同スペースの賃借期限は10月末までだが、その後は”移動式横丁”として各地での開催を視野に入れているという。つまり同横丁は「うま横」ブランドの1店舗目というわけだ。店名に「東京」と入っているが、東京の店舗に限定しているわけではない。海外展開も視野に入れているため「東京」という分かりやすい地名を入れたのだという。
「和牛や寿司、餃子などの、日本が誇る”おいしいもの”と”日本の食文化”を世界へ発信していくことがコンセプト。年々増加する来日外国人に向け、日本の食そのものはもちろん、日本の食文化のひとつである“横丁”も楽しめる空間を提供したい」(福澤氏)。

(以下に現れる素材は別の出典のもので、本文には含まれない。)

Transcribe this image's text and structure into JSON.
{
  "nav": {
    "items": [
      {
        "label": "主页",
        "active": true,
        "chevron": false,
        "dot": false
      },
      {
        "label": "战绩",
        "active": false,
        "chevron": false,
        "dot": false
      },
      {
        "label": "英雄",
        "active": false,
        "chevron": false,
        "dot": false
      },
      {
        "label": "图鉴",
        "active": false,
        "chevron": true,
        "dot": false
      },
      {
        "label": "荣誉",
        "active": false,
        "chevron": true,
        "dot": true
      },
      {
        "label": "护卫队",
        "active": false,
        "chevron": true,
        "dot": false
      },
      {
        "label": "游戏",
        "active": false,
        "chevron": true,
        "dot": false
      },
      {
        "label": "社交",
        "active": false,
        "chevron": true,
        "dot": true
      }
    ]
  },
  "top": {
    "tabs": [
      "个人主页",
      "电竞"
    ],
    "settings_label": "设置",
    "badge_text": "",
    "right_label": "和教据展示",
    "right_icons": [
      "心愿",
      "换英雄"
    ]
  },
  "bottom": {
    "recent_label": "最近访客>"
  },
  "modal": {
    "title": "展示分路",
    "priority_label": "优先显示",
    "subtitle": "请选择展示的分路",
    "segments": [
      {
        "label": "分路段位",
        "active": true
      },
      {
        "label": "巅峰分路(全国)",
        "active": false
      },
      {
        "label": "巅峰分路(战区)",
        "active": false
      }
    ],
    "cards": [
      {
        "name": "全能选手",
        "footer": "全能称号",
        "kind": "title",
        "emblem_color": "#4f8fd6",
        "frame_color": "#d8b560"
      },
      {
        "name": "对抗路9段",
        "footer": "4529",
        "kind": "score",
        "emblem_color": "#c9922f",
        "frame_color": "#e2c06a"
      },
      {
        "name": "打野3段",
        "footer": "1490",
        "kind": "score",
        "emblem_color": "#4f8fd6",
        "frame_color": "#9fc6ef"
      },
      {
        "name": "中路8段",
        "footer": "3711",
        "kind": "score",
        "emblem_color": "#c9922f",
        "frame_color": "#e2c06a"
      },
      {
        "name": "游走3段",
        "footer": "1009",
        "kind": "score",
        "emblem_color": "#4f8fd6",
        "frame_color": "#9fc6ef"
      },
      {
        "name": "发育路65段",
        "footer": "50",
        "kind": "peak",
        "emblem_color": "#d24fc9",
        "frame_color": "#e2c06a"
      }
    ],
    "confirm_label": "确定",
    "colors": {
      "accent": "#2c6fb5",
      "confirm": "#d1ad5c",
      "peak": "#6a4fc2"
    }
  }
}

高架下といえば、中目黒高架下の全長700メートルの商業エリア「中目黒高架下」、新宿駅の甲州街道高架下のカフェ&クリエイティブスペース「サナギ 新宿」など、乗降客の多い駅の高架下のスペースを利用した新商業施設のオープンも2016年に相次いだ(関連記事:「“超個性派店”がゆるやかにつながる「中目黒高架下」」、「新宿駅高架下に“驚きのアート空間×アジア風屋台村” 」)。
「ガード下」「横丁」といった昭和カルチャーを取り入れた飲食店がこれだけ増えてくると、陳腐化が進むのも早い。そこで「専門店」「期間限定」のありがたみをプラスしたのがうま横の業態といえそう。
だが、不安も残る。9月、10月のテーマは未発表だが、餃子や肉、カレーといった、フェスで集客できるほど人気が高いテーマがまだあるのか。また短期間のフェスと違い、1カ月もの間、人気店のスタッフを配置するのは至難の技だろう。うま横の正念場は秋以降になりそうだ。